Religion
- Affiliation: Islam

Location
- Location: Swastipur, Alampur Union, Kushtia Sadar Upazila, Kushtia District, Bangladesh
- Interactive map of Swastipur Shahi Mosque
- Coordinates: 23°50′07″N 89°06′03″E﻿ / ﻿23.8353°N 89.1009°E

Architecture
- Type: Mosque
- Style: Mughal architecture
- Completed: 1860s

Specifications
- Dome: 4 domes
- Minaret: 1
- Minaret height: 1 metre
- Materials: Brick, stone, sand

= Swastipur Shahi Mosque =

Mosque in Swastipur, Alampur, Kushtia Sadar, Kushtia, Bangladesh

Swastipur Shahi Mosque is an ancient mosque and an archaeological monument of Bangladesh. The mosque is located in Kushtia Sadar Upazila of Kushtia District.

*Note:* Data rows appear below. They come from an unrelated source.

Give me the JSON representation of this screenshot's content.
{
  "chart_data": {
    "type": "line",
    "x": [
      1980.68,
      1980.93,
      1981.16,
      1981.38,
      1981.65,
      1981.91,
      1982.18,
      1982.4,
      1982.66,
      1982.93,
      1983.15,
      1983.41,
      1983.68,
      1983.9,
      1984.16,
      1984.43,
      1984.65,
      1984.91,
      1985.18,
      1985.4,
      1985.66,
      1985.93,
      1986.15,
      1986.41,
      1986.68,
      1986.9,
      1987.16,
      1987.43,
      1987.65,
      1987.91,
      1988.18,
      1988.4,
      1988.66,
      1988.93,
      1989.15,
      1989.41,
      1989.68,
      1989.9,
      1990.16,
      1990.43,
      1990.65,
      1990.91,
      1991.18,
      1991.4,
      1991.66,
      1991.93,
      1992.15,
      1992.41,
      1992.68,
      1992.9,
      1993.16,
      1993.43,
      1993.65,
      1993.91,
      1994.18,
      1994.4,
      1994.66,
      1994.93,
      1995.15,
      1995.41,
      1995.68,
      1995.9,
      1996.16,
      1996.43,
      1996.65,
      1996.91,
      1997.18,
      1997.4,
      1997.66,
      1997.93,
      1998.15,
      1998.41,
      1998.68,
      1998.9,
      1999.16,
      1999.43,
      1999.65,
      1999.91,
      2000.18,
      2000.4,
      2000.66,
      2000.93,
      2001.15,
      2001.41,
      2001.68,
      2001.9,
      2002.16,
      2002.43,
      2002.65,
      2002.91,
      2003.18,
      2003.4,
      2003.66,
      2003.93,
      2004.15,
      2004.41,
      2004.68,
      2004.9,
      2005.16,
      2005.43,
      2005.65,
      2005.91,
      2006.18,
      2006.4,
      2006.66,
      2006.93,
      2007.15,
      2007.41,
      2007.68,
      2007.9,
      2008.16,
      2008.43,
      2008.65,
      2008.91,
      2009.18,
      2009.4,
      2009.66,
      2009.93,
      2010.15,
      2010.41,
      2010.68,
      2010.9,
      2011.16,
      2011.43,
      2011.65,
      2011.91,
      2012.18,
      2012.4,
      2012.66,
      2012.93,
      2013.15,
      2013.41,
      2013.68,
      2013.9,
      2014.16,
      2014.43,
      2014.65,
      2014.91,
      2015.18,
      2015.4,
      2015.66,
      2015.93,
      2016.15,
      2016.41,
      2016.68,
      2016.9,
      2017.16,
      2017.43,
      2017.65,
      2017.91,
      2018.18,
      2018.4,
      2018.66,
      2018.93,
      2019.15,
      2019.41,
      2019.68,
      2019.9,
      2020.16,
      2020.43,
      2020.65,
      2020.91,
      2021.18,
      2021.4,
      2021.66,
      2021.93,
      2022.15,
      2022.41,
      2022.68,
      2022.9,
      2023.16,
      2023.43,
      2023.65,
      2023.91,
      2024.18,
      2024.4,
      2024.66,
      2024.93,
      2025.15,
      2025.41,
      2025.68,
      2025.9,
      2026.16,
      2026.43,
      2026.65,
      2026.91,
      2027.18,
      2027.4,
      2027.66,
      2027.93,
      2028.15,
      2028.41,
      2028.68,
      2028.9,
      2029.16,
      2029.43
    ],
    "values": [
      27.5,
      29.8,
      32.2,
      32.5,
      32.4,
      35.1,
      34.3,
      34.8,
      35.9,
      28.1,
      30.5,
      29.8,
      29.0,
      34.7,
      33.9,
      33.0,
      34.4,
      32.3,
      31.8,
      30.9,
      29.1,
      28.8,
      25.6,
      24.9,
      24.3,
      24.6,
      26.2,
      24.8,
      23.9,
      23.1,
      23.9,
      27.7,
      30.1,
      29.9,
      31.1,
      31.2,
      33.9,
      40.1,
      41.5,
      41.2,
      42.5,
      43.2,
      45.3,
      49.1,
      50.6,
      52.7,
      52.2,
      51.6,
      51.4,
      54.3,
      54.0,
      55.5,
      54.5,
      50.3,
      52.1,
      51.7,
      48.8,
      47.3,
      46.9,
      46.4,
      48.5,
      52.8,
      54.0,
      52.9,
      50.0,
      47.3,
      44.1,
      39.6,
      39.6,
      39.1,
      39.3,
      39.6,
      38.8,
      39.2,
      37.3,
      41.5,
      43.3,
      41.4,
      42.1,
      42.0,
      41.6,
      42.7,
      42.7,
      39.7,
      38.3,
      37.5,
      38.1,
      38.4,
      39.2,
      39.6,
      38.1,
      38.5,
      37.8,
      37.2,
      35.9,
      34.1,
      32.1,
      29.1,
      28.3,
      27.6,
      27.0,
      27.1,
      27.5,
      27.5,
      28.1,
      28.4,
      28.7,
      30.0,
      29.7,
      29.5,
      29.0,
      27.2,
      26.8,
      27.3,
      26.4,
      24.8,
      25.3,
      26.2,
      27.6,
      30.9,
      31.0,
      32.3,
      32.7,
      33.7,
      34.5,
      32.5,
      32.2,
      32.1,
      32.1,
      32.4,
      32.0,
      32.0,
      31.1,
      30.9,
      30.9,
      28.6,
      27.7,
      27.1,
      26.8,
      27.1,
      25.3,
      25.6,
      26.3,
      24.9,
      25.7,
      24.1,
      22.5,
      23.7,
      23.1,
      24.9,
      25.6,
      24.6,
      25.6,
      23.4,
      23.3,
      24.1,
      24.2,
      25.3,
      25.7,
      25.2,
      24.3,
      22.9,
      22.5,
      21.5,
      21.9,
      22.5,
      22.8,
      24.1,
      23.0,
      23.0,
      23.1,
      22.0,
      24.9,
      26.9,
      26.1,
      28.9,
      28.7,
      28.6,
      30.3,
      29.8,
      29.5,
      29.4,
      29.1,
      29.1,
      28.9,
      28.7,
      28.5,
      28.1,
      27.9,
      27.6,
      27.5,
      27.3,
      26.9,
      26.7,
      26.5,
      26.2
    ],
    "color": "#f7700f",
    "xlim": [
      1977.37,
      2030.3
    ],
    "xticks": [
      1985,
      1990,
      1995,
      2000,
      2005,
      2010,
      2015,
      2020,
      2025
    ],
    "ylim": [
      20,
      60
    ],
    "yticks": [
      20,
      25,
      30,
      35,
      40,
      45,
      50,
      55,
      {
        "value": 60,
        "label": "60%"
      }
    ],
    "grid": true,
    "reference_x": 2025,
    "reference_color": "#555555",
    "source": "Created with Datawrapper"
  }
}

According to researchers, the mosque was built around 1660 during the period of Shaista Khan. The mosque bears testimony to the early history of Islam in Kushtia District. At present, the khatib of the mosque is Mawlana Sirajul Islam Nizami.

== Location ==
This Shahi mosque is located in the village of Swastipur in Alampur Union of Kushtia Sadar Upazila in Kushtia District of Khulna Division. It can be reached by traveling about 11 kilometres from Kushtia town along the Kushtia–Jhenaidah Road.

== History ==
The mosque was built during the period of Nawab Shaista Khan (1660–1668). It still stands as a witness to history. According to local sources, the village was originally named Shaistapur after Nawab Shaista Khan. Over time, the name Shaistapur gradually changed to Swastipur. Accordingly, the mosque came to be known as Swastipur Shahi Mosque. Researchers believe that the mosque was constructed as a place for the imperial soldiers to rest and offer prayers during their journeys.

== Structure ==
The Swastipur Mosque has four small domes placed on four pillars at the corners, while the central dome is slightly larger than the others. The wall thickness of the mosque is about 0.91 metres and 1.01 metres including the pillars. It is a small mosque where only a single row of people could originally stand for prayer. Later, a large veranda was added along the eastern wall, increasing the size of the mosque. The mosque is three-domed, and researchers agree that it belongs to the Mughal period.

== Current condition ==
The mosque has been renovated several times over the years. Due to repeated renovations, many of its original archaeological features are gradually disappearing. Some sources suggest that the mosque was originally smaller and that the present structure was rebuilt after the original mosque was destroyed. The present structure indicates architectural characteristics of the Mughal period. The current khatib of the mosque is Mawlana Sirajul Islam Nizami. Many visitors come to see this historic mosque, and many people also offer vows and food offerings here.